Pharmacogenetics in inflammatory bowel disease

Abstract

Pharmacogenetics is the study of the association between variability in drug response and (or) drug toxicity and polymorphisms in genes. The goal of this field of science is to adapt drugs to a patient's specific genetic background and therefore make them more efficacious and safe. In this article we describe the variants in genes that influence either the efficacy or toxicity of common drugs used in the treatment of inflammatory bowel diseases (IBD), ulcerative colitis (UC), and Crohn's disease (CD) including sulfasalazine and mesalazine, azathioprine (AZA) and 6-mercaptopurine (6-MP), methotrexate (MTX), glucocorticosteroids (CSs) and infliximab.

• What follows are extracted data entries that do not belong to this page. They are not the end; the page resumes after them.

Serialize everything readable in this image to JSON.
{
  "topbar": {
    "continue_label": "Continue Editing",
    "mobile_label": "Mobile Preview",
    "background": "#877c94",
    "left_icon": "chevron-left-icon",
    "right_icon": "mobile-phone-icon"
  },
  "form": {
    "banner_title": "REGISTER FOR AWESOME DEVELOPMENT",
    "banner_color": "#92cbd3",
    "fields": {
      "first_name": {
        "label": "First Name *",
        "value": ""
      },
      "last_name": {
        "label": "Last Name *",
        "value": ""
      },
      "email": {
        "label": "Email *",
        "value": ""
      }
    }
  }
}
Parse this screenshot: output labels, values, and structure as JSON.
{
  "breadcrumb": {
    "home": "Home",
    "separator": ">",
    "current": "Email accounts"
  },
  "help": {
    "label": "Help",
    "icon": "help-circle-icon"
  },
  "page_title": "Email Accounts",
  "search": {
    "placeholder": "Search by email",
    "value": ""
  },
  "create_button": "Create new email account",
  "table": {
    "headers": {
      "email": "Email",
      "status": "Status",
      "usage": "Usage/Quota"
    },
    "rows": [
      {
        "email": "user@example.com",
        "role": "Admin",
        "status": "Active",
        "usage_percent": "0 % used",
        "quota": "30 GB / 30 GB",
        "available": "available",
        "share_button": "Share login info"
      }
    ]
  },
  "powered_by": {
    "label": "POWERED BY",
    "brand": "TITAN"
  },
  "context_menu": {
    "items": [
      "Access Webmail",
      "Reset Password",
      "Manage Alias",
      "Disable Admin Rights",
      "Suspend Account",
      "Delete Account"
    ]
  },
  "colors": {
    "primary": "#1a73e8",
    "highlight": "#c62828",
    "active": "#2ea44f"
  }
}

Furthermore, difficulties with pharmacogenetic studies in general and more specifically in IBD are described. Although pharmacogenetics is a promising field that already contributed to a better understanding of some of the underlying mechanisms of action of drugs used in IBD, the only discovery translated until now into daily practice is the relation between thiopurine S-methyltransferase (TPMT) gene polymorphisms and hematological toxicity of thiopurine treatment. In the future it is necessary to organize studies in well characterized patient cohorts who have been uniformly treated and systematically evaluated in order to quantitate drug response more objectively. An effort should be made to collect genomic DNA from all patients enrolled in clinical drug trials after appropriate informed consent for pharmacogenetic studies.

Figure 1

Simplified scheme of AZA metabolism: AZA is non-enzymatically converted to 6-MP. 6-MP is converted into the 6-thioinosine monophosphate (6-TIMP) by the enzyme hypoxanthine guanine phosphoribosyl-transferase (HGPRT). 6-TIMP is further metabolized to thioguanine mono, di and triphosphates [6-thioguanine nucleotides (TGN)]. Alternatively 6-MP can be inactivated by xanthine oxidase (XO) into 6-thiouric acid (6-TU) or by TPMT into 6-methylmercaptopurine (6-MMP). TPMT also catalyses the methylation of the nucleotide metabolites including 6-TIMP and 6-thioguanosine-5’-monophosphate to 6-methylmercaptopurine (6-MMPR). Inosine monophosphate dehydrogenase (IMPDH) and guanine monophosphate synthetase (GMPS). Inosine triphosphate pyrophosphatase (ITPA), 6-thioinosine triphosphate pyrophosphate (6-TITP).

Figure 2

The dotted arrows indicate inhibitory effects of MTX methotrexate. RFC1 reduced folate carrier 1; MTXglu methotrexate polyglutamate; AICAR, 5-aminoimidazole-4-carboxamide ribonucleotide; DHF, dihydrofolate; THF, tetrahydrofolate; dhfr, dihydrofolate reductase; mthfr, methylene tetrahydrofolate reductase; 5,10-CH-THF, 5,10 methenyl THF; 5,10-CH2 THF, 5,10 methylene THF; 10-CHO THF, 10-formyl THF; Hcy, homocysteine; 5-CHO THF, 5-formyl THF; ms, methionine synthetase; Met, methionine; SAM, S-adenosyl-L-methionine; R, methyl acceptor; SAH, S-adenosyl–L-homocysteine.

Figure 3

Anti-inflammatory mechanism of glucocorticoids (CSs). CSs enter the cell and interact with the glucocorticoid receptor (GRα) to change the GR conformation, induce formation of GR homodimers and translocation to the nucleus. GR homodimers specifically bind to glucocorticoid response elements (GRE) in target genes. HSP90, 90-kDa heat shock protein; HSP70, 70-kDa heat shock protein; IP, 56-kDa immunophilin; IκBα inhibitor kappa B alpha; NF-κB, nuclear factor kappa B; AP-1, activator protein 1.